25 Nisan 2013 Perşembe

Fıtına IV

  Farklı kıyafetler giyen, farklı diller konuşan, farklı renkte olan binlerce insan aynı anda yürüyor, konuşuyor ve karlı arazinin içinde kayboluyorlardı....

  Pazar yerinin kalabalığı onu gerçekten yoruyordu ama içinde bir yerde burada olması gerektiğini hissediyordu. Pazar yeri bir parçada olsa ona iyi geliyordu, kalabalığın bir parçası oluyormuş gibi hissediyordu. Asla tam anlamı ile o kalabalığın bir parçası olmadığını fakat birbirini tanımayan binlerce insandan sadece birisi olduğunu bilmek ona aile şefkati gibi geliyordu.Kendisini insanlara en fazla bu kadar yakın hissedebiliyordu. Uzun zamandır onun için en büyük yakınlık, en büyük sevgi bu pazar yerindeki kalabalığın bir parçası gibi hissetmekti.

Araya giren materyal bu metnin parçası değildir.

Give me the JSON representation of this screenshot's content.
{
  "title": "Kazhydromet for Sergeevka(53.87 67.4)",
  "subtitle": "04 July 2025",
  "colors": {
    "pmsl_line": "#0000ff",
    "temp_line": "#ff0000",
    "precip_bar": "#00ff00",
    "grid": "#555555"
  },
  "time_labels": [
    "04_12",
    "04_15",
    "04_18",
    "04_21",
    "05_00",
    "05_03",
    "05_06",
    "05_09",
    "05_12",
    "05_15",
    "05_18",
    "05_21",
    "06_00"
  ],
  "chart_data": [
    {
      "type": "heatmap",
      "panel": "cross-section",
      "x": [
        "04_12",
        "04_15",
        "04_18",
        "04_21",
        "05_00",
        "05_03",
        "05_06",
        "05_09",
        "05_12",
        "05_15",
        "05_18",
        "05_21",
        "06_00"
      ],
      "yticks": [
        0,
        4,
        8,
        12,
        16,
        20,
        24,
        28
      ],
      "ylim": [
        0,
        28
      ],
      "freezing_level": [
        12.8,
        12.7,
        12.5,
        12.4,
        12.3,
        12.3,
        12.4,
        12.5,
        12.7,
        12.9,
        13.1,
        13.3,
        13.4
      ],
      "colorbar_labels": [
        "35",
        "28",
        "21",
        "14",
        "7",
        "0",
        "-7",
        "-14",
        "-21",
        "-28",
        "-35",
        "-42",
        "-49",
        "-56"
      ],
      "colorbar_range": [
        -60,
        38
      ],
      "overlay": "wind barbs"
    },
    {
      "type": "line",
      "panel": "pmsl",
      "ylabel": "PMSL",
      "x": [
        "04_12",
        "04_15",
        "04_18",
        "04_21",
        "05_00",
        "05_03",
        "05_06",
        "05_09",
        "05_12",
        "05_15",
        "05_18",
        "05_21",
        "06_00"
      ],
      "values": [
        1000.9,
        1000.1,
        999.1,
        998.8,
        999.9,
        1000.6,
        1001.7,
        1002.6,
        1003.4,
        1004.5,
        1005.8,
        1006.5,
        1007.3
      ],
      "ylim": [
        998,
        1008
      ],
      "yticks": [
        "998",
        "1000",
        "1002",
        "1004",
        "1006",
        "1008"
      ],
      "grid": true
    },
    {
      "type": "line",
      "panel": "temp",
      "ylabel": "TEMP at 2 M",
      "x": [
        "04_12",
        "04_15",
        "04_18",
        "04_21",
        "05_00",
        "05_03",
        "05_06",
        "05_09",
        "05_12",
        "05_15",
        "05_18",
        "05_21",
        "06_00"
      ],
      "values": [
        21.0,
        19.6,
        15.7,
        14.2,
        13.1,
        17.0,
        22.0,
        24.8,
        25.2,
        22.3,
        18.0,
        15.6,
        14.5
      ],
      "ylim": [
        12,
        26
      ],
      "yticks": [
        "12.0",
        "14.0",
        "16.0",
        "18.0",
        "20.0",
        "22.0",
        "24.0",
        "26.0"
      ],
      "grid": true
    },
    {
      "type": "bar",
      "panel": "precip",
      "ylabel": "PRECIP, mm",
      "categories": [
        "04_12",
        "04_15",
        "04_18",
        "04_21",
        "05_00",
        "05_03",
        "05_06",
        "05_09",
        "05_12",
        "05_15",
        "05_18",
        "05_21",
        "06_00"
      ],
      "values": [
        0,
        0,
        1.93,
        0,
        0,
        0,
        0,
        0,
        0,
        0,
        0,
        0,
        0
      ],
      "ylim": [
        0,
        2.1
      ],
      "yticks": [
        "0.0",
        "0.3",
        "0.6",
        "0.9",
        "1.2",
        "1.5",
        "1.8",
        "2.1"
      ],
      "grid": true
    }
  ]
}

  Kendisini toplayıp duvardan aşağıya atladı, pazar yerinin merkezine doğru yürümeye başladı. İnsanlara çarpmamak için büyük bir çaba sarf ediyordu, hiç kimseye rahatsızlık vermek istemezdi. Görünüşü ve kokusu çok iç açıcı değildi O da bu durumun farkındaydı.İnsanlar ona garip bir gözle bakıyorlardı ama o yadırgamıyordu, kendisini ve ''insan'' ı iyi tanıyordu. Sadece kendilerinden daha fakir olduğu için onlardan aşağılık değildi fakat 'hiç kimse' pis kokan, kötü görünümlü birisine yakın duracak kadar güvenemezdi 'hiç kimseye'.    mi?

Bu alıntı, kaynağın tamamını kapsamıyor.